Im so so sorry Alex im so sorry i couldnt save you. Im so so sorry please please forgive me. i still hate myself you should have let him just kill me. why didnt you just let him? i sob i cry and i cry thinking about everything that has happened to me. what he took away

not just Alex he took away. the one thing, god the one thing i thought i would be able to have. got taken away

crying god way im i always fucking crying i need to stop.

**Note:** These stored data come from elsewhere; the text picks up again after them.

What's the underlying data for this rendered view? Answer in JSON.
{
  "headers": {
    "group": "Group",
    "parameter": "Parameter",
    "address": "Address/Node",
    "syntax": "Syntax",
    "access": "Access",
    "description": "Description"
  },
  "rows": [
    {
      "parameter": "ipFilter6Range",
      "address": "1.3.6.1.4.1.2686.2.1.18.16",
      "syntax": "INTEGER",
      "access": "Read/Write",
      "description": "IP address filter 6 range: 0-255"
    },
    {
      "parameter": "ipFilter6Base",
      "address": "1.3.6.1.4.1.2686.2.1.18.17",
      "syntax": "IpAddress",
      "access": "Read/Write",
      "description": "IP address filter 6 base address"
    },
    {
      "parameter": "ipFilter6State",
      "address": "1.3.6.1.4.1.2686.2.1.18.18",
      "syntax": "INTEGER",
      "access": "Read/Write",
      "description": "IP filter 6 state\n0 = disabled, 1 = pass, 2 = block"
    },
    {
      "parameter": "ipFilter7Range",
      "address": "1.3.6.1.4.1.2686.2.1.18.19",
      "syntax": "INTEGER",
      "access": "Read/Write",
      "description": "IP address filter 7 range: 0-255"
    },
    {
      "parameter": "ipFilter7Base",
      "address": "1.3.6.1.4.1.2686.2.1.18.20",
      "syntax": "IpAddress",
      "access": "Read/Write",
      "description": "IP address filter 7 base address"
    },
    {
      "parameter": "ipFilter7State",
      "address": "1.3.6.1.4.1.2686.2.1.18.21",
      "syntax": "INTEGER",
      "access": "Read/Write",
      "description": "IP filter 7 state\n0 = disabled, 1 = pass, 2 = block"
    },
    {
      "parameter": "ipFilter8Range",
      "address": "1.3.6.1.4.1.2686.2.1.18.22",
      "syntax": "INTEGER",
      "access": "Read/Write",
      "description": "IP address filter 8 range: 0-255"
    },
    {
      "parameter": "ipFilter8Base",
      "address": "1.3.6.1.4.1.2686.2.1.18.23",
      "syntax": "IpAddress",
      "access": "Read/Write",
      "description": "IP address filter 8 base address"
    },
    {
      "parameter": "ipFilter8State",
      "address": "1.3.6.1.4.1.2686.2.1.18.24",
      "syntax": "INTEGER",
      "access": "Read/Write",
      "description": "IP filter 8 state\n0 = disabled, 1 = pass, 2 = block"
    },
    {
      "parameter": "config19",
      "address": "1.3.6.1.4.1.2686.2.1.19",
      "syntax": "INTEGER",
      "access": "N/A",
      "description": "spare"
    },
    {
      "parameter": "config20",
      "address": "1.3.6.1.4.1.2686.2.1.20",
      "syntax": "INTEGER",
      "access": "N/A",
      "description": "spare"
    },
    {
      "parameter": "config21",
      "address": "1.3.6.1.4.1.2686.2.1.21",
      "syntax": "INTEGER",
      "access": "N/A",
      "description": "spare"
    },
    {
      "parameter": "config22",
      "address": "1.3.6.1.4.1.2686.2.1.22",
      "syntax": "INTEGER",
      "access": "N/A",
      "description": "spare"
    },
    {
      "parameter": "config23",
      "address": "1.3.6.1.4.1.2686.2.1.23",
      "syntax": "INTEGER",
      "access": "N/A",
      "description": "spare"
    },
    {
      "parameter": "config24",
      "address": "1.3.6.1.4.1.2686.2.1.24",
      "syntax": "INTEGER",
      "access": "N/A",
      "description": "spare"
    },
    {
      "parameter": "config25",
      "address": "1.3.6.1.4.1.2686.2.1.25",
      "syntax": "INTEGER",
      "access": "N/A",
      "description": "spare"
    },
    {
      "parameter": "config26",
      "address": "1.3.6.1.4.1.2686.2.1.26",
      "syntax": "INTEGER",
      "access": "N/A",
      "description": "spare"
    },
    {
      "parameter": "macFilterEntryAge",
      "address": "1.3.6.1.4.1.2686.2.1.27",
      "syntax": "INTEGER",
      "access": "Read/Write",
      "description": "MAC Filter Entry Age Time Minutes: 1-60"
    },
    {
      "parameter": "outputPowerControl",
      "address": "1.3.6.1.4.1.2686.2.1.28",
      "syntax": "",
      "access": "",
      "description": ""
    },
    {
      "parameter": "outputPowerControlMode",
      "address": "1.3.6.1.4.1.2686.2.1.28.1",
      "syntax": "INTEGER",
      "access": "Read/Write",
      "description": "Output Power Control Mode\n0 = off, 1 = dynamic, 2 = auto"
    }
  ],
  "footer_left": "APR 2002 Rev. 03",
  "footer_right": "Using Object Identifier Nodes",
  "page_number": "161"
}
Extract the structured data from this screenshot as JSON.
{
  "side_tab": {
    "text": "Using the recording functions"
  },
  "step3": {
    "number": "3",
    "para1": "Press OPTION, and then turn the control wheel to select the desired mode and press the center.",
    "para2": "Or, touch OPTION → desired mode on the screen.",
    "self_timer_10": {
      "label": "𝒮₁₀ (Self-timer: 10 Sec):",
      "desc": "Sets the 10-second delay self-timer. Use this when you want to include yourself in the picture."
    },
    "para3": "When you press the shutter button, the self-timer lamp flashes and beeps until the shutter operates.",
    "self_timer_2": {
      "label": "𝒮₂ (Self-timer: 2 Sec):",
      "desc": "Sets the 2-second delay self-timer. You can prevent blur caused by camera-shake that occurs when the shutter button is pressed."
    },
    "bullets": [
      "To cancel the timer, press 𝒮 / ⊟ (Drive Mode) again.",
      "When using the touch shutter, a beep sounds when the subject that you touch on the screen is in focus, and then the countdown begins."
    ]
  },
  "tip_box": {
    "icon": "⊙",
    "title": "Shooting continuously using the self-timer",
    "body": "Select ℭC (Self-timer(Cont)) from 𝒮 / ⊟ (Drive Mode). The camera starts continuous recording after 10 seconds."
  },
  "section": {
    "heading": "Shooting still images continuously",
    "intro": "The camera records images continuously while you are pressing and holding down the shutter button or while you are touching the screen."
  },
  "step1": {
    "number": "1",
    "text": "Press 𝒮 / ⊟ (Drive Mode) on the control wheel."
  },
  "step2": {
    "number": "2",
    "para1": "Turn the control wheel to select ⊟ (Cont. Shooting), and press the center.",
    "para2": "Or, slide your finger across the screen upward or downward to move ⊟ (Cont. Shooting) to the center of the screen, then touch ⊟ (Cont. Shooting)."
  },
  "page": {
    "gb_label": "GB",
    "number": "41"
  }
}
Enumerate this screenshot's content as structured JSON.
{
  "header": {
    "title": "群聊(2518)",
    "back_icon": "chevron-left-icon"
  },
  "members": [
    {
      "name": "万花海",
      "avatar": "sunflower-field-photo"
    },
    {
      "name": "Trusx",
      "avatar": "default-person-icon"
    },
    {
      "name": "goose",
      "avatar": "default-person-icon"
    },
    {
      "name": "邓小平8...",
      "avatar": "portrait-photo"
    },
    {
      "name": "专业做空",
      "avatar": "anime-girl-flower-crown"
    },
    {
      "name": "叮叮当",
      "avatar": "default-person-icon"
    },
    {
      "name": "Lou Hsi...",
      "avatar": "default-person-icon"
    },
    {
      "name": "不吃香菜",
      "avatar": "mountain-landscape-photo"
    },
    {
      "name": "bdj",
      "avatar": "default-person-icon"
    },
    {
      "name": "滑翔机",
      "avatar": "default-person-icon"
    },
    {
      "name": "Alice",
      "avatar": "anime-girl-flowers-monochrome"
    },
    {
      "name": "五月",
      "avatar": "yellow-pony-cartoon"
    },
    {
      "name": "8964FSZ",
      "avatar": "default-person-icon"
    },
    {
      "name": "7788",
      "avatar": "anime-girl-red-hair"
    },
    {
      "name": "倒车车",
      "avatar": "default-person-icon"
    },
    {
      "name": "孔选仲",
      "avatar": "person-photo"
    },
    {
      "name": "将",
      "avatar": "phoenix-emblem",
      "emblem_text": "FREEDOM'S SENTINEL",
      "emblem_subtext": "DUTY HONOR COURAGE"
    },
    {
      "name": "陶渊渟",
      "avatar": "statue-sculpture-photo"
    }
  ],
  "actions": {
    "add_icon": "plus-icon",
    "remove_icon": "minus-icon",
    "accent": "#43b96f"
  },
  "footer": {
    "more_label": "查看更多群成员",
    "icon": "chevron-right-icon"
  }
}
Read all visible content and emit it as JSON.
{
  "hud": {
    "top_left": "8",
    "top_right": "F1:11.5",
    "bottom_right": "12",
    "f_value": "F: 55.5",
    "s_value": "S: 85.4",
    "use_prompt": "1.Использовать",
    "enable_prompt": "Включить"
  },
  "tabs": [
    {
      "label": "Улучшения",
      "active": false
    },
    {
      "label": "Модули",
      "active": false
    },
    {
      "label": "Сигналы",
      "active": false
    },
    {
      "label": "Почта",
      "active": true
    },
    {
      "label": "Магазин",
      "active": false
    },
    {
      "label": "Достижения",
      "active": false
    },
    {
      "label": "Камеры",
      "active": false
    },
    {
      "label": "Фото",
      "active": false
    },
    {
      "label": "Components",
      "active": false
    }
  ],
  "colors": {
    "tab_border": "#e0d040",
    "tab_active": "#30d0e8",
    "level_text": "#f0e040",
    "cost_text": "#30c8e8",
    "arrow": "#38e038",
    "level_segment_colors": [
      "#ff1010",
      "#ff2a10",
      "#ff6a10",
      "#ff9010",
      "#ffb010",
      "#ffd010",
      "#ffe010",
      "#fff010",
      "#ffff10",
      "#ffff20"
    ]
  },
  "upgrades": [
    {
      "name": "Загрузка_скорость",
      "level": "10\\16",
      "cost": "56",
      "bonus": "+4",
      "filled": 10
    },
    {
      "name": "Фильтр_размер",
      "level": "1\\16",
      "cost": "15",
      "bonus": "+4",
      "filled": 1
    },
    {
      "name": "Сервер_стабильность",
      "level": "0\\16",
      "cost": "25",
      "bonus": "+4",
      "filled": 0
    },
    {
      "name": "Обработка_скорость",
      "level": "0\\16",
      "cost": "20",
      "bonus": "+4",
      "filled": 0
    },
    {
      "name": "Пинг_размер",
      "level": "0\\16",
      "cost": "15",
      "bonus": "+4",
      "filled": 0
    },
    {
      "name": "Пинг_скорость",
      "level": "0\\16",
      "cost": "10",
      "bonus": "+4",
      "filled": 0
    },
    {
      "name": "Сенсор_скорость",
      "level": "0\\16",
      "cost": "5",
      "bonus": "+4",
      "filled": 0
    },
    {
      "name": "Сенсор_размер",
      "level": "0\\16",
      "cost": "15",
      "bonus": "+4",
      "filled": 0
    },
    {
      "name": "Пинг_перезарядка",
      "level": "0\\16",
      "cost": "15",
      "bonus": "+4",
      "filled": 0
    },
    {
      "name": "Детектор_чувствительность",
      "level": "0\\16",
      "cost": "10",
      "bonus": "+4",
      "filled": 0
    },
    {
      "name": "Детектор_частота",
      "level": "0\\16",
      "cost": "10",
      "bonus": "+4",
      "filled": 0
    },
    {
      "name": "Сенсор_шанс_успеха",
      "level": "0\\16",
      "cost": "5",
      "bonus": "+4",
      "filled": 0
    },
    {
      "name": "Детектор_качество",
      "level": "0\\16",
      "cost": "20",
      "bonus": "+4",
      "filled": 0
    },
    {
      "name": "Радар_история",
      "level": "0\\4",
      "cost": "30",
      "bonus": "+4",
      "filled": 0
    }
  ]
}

after getting out of the shower and change I look at myself in the mirror lord have mercy Davina you look fucking horrible. my eyes were red and kinda puffy you can see all the scars on my legs and arms i look like one of those girls people describe in books

i hear my door knock. can i never just have peace goodnees sake i just want to watch frozen. i was debating on just not opening it but it the voice in my head won. So i opened and and  oh look it's harry styles

He wishes he looked like harry styles.

"we have a mission for you tomorrow so be ready" enzo says "mission? why the fuck i just fucking got here  Lorenzo" i say " loose the fucking attitude will you? look i know your good at luring people in so we need you to do something important for us and its not a fuc-"i cut him off " ok god" i say shutting my door #girlboss

hey señor soy yo otra vez por favor no me dejes despertar mañana amén. i say and with that i turn on my macbook to watch Disney movies.

yes im rich or whatever. ok but fr why the fuck are they so expensive.